Anaerobic training: Anaerobic (meaning ‘without air’) exercises mean physical activities that occur in short bursts and ask your dog’s body to produce energy without using oxygen. They are performed at a higher intensity.
Sprints, weight pull, jumps, or any other activity that lasts from 10 to 120 seconds fall under this category.
This kind of exercise helps build lean muscle mass, burn fat, and increase strength in dogs.
Food puzzles, edible chew toys, and treat hunts are great mental exercises for dogs. These can teach your dog obedience and habits or just make them smarter.
They also help keep them engaged while you’re away and curb issues like separation anxiety and destructive chewing.
Learn more: How Dog Chews Might Help with Dog Anxiety
Dog Exercise Ideas for Indoors and Outdoors
Outdoor Exercise Ideas for Dogs:
- Dog sports (frisbee, flirt pole, dog events like lure coursing, scent work, etc.)
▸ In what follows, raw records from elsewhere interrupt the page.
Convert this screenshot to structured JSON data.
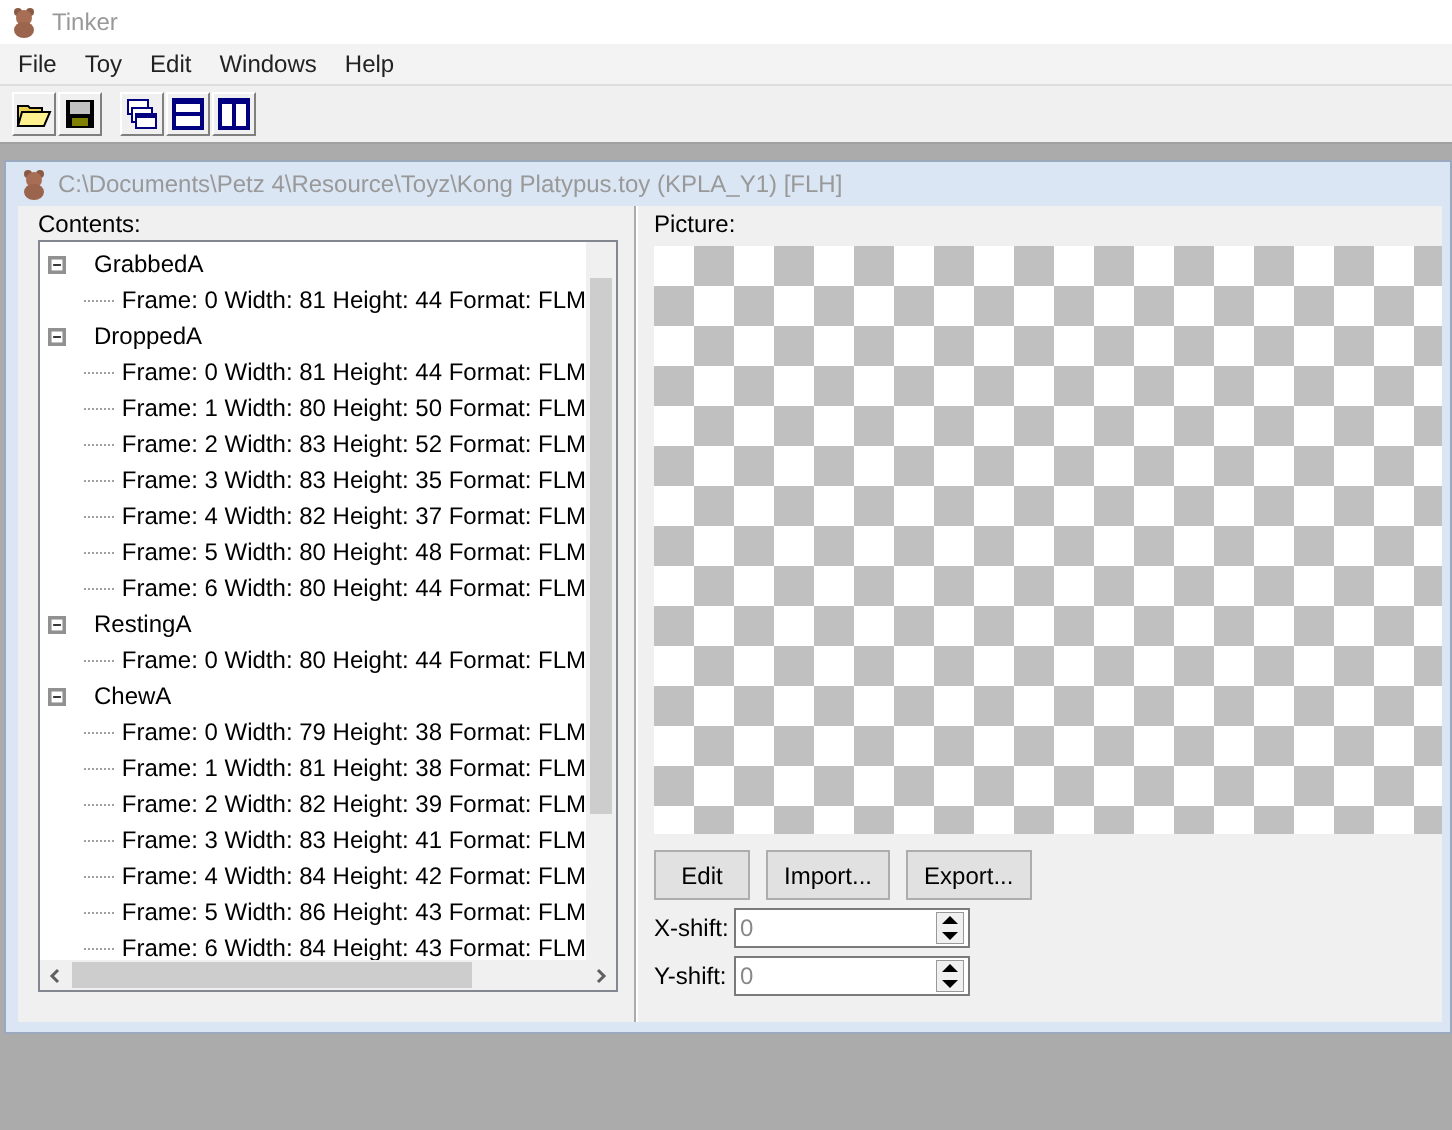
{
  "app": {
    "title": "Tinker"
  },
  "menu": [
    "File",
    "Toy",
    "Edit",
    "Windows",
    "Help"
  ],
  "toolbar": [
    {
      "kind": "open"
    },
    {
      "kind": "save"
    },
    {
      "kind": "cascade"
    },
    {
      "kind": "tile-h"
    },
    {
      "kind": "tile-v"
    }
  ],
  "document": {
    "title": "C:\\Documents\\Petz 4\\Resource\\Toyz\\Kong Platypus.toy (KPLA_Y1) [FLH]",
    "contents_label": "Contents:",
    "tree": [
      {
        "label": "GrabbedA",
        "expanded": true,
        "children": [
          {
            "label": "Frame: 0 Width: 81 Height: 44 Format: FLM"
          }
        ]
      },
      {
        "label": "DroppedA",
        "expanded": true,
        "children": [
          {
            "label": "Frame: 0 Width: 81 Height: 44 Format: FLM"
          },
          {
            "label": "Frame: 1 Width: 80 Height: 50 Format: FLM"
          },
          {
            "label": "Frame: 2 Width: 83 Height: 52 Format: FLM"
          },
          {
            "label": "Frame: 3 Width: 83 Height: 35 Format: FLM"
          },
          {
            "label": "Frame: 4 Width: 82 Height: 37 Format: FLM"
          },
          {
            "label": "Frame: 5 Width: 80 Height: 48 Format: FLM"
          },
          {
            "label": "Frame: 6 Width: 80 Height: 44 Format: FLM"
          }
        ]
      },
      {
        "label": "RestingA",
        "expanded": true,
        "children": [
          {
            "label": "Frame: 0 Width: 80 Height: 44 Format: FLM"
          }
        ]
      },
      {
        "label": "ChewA",
        "expanded": true,
        "children": [
          {
            "label": "Frame: 0 Width: 79 Height: 38 Format: FLM"
          },
          {
            "label": "Frame: 1 Width: 81 Height: 38 Format: FLM"
          },
          {
            "label": "Frame: 2 Width: 82 Height: 39 Format: FLM"
          },
          {
            "label": "Frame: 3 Width: 83 Height: 41 Format: FLM"
          },
          {
            "label": "Frame: 4 Width: 84 Height: 42 Format: FLM"
          },
          {
            "label": "Frame: 5 Width: 86 Height: 43 Format: FLM"
          },
          {
            "label": "Frame: 6 Width: 84 Height: 43 Format: FLM"
          }
        ]
      }
    ],
    "picture_label": "Picture:",
    "buttons": [
      "Edit",
      "Import...",
      "Export..."
    ],
    "fields": [
      {
        "label": "X-shift:",
        "value": "0"
      },
      {
        "label": "Y-shift:",
        "value": "0"
      }
    ]
  }
}
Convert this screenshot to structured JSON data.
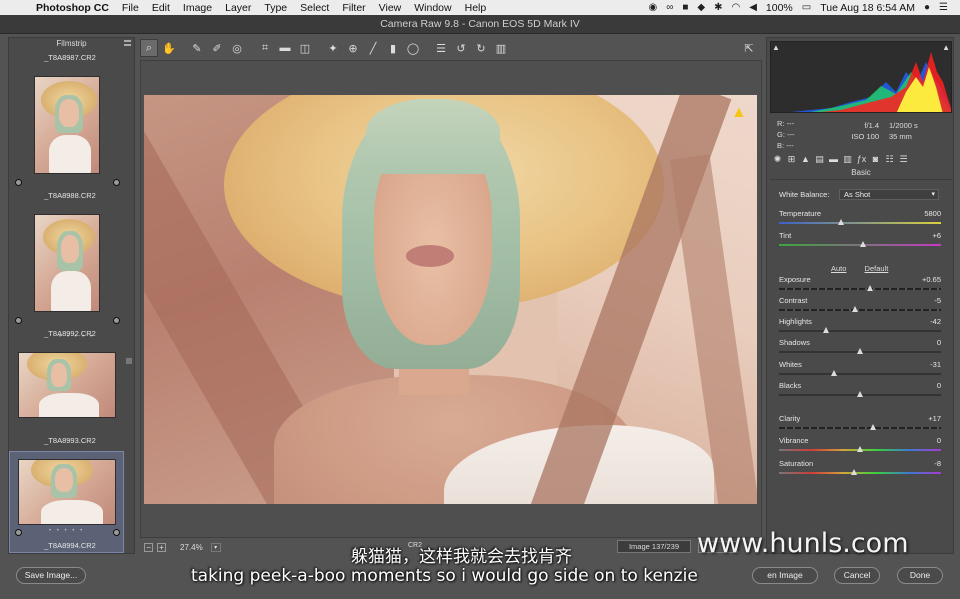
{
  "menubar": {
    "app": "Photoshop CC",
    "items": [
      "File",
      "Edit",
      "Image",
      "Layer",
      "Type",
      "Select",
      "Filter",
      "View",
      "Window",
      "Help"
    ],
    "battery": "100%",
    "datetime": "Tue Aug 18  6:54 AM"
  },
  "window": {
    "title": "Camera Raw 9.8  -  Canon EOS 5D Mark IV"
  },
  "filmstrip": {
    "title": "Filmstrip",
    "items": [
      {
        "name": "_T8A8987.CR2"
      },
      {
        "name": "_T8A8988.CR2"
      },
      {
        "name": "_T8A8992.CR2"
      },
      {
        "name": "_T8A8993.CR2"
      },
      {
        "name": "_T8A8994.CR2"
      }
    ],
    "stars": "• • • • •"
  },
  "toolbar": {
    "tools": [
      "zoom-icon",
      "hand-icon",
      "white-balance-icon",
      "color-sampler-icon",
      "target-adjust-icon",
      "crop-icon",
      "straighten-icon",
      "transform-icon",
      "spot-removal-icon",
      "red-eye-icon",
      "adjustment-brush-icon",
      "graduated-filter-icon",
      "radial-filter-icon",
      "preferences-icon",
      "rotate-left-icon",
      "rotate-right-icon",
      "trash-icon"
    ]
  },
  "preview": {
    "zoom": "27.4%",
    "filename_partial": "CR2",
    "image_count": "Image 137/239"
  },
  "histogram": {
    "rgb": {
      "r": "R:   ---",
      "g": "G:   ---",
      "b": "B:   ---"
    },
    "aperture": "f/1.4",
    "shutter": "1/2000 s",
    "iso": "ISO 100",
    "focal": "35 mm"
  },
  "basic": {
    "title": "Basic",
    "white_balance_label": "White Balance:",
    "white_balance_value": "As Shot",
    "auto": "Auto",
    "default": "Default",
    "sliders": [
      {
        "label": "Temperature",
        "value": "5800",
        "pos": 0.38
      },
      {
        "label": "Tint",
        "value": "+6",
        "pos": 0.52
      },
      {
        "label": "Exposure",
        "value": "+0.65",
        "pos": 0.56
      },
      {
        "label": "Contrast",
        "value": "-5",
        "pos": 0.47
      },
      {
        "label": "Highlights",
        "value": "-42",
        "pos": 0.29
      },
      {
        "label": "Shadows",
        "value": "0",
        "pos": 0.5
      },
      {
        "label": "Whites",
        "value": "-31",
        "pos": 0.34
      },
      {
        "label": "Blacks",
        "value": "0",
        "pos": 0.5
      },
      {
        "label": "Clarity",
        "value": "+17",
        "pos": 0.58
      },
      {
        "label": "Vibrance",
        "value": "0",
        "pos": 0.5
      },
      {
        "label": "Saturation",
        "value": "-8",
        "pos": 0.46
      }
    ]
  },
  "buttons": {
    "save": "Save Image...",
    "open": "en Image",
    "cancel": "Cancel",
    "done": "Done"
  },
  "captions": {
    "chinese": "躲猫猫，这样我就会去找肯齐",
    "english": "taking peek-a-boo moments so i would go side on to kenzie",
    "watermark": "www.hunls.com"
  }
}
- Backyard obstacle courses
Indoor Exercise Ideas for Dogs:
- Running up and down stairs
- Indoor obstacle courses
- Games of tug
- Agility training
- Obedience training
- Food and treats hunt
- Doga (Dog Yoga)
Physical exercise is a must for any dog, regardless of its breed, age, or tendencies. They help dogs’ physical and mental wellness and strengthen bonds between dogs and their parents.
While engaging your dog in any exercise, ensure they are well motivated. You can use edible or non-edible dog chew toys (like our Tibetan Dog Chew) and treats (like our Tibetan Crunchy Cheese Puffs) to keep them going.
We hope you are now better informed about the basics of dog exercise.